Бэйки крутит меня за плечи, и в его глазах отражается горящее чучело. Но когда я смотрел, как оно висит, пока я бегаю вокруг, мне приходит в голову совсем другое: я понимаю, что на самом деле поводом для сооружения наблюдательной вышки были отнюдь не поджидающие нас во льдах опасности. Потому что когда мы не были увлечены сжиганием Гая Фокса, Шеклтон стоял долгими часами на маленькой платформе, как прежде в «вороньем гнезде» на шхуне, и всегда смотрел на юг, туда, где находились ее обломки.
Я вспоминаю, как проходило пятое ноября у нас дома. Гай Фокс! Это был человек, который триста лет тому назад намеревался взорвать английский парламент вместе с королем Яковом I. Так мне рассказывал отец.

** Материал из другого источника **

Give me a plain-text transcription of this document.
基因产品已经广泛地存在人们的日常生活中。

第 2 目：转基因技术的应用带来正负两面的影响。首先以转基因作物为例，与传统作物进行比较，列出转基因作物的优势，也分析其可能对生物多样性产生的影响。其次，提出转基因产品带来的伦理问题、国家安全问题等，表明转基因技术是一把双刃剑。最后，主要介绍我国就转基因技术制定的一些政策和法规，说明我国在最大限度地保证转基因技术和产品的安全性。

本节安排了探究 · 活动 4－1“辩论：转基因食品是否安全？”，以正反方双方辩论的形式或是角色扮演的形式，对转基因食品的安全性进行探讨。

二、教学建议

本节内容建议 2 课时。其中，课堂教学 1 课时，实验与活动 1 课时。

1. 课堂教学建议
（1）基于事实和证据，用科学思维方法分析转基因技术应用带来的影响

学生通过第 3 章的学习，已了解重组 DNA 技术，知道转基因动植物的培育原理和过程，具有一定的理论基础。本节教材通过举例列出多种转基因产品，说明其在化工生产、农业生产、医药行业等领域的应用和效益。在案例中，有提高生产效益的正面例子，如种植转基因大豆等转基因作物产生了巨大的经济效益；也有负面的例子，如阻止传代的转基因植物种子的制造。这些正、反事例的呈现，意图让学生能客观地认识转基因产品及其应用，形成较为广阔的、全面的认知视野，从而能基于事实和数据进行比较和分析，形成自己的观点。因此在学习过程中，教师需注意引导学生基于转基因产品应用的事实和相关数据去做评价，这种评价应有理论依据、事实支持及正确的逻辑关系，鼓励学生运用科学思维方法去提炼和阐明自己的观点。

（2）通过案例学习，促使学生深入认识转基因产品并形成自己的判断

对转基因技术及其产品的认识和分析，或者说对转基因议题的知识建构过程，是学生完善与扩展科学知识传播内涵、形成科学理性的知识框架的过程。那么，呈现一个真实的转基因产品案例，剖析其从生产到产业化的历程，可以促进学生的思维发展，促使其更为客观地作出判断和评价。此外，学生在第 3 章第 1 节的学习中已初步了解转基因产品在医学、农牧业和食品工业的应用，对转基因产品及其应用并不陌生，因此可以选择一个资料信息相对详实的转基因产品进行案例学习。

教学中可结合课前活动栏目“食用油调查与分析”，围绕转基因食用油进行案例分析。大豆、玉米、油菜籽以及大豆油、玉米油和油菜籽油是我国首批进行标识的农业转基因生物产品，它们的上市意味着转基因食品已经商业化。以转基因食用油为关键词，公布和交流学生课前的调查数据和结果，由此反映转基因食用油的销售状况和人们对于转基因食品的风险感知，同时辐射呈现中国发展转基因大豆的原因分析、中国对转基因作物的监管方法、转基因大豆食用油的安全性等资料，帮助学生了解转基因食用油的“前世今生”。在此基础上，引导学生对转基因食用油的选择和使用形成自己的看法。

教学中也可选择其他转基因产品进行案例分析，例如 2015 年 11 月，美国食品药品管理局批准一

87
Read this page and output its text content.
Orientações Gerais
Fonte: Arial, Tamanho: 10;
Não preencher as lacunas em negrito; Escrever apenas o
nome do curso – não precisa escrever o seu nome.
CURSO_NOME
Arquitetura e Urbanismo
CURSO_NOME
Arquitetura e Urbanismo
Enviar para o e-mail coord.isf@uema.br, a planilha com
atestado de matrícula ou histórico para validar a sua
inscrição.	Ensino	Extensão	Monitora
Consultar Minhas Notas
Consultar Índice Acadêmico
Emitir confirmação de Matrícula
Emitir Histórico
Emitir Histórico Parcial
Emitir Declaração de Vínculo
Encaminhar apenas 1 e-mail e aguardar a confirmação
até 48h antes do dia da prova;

По мнению Эмира Блэкборо, у Гая Фокса могла быть только одна причина для такого заговора: он был валлийцем. В день Гая Фокса вся семья собирается за столом, участвует в празднествах и совершает прогулки, даже если по всему Уэльсу льет как из ведра. Старый добрый валлийский дождь заботится о том, чтобы чучела Гая Фокса сгорали не целиком, тогда их можно использовать на следующий год. Я не помню ни одного дня Гая Фокса, когда бы не шел дождь, сегодня — первый. Уже наступило лето! Для мамы день Гая Фокса означал начало зимы, когда все овощи и фрукты заготовлены впрок, все счета оплачены или когда в кассе Гвен что-то не сходится. Бэйквелл, которому я все это рассказываю, с трудом переводит дух. Ему, американцу, наши танцы вокруг чучела не говорят ничего, он считает их еще одним чудачеством сумасбродных островитян-монархистов. Но и он находит, с чем связать эту дату: год назад пятого ноября баркентина «Эндьюранс» пришла в Гритвикен.
— Ну и где было тогда ваше чучело, а? Разве вы тогда не забыли о дне Гая Фокса?
По-видимому, забыли. И пожалуй, я знаю почему: тогда мы думали только о чужих берегах, которые, как нам казалось, ждали нас. Сейчас же мы на пути домой. Просто я не могу объяснить это Бэйквеллу. Потому что он не знает, что это такое — дом.
Но я-то очень хорошо знаю, что это такое! В первый раз за долгое время я предаюсь грустным воспоминаниям о семье, когда мы с Бэйквеллом ранним вечером того же пятого ноября в санях Хёрли едем к обломкам судна.
Но к счастью, скоро меня отвлекают. Поездка по льдине требует сосредоточенности. Нам все время приходится слезать с саней и обследовать подозрительные участки. Не раз оказывается, что заполненная рыхлым снегом расщелина как раз поджидает нас. Мы объезжаем эти ловушки по широкой дуге и лишь через несколько часов добираемся до обломков. Остается распрячь собак и привязать к колышкам. Потом мы стоим перед негромко поскрипывающим каркасом, который когда-то был нашим кораблем.
У Хёрли на уме только его фотонегативы. Он точно знает, где надо искать запаянную жестяную канистру, в которой он их хранил, — в «Стойлах», то есть в старой кают-компании между средней частью корабля и носом. К сожалению, вся средняя палуба находится теперь не там, где была раньше. Обломки стен камбуза торчат над раздавленным баком, несколько коек валяются на льду, и трап, который раньше вел на нижнюю палубу, теперь не ведет никуда. Он стоит вертикально между остатками собачьих клеток и постепенно покрывается коркой льда.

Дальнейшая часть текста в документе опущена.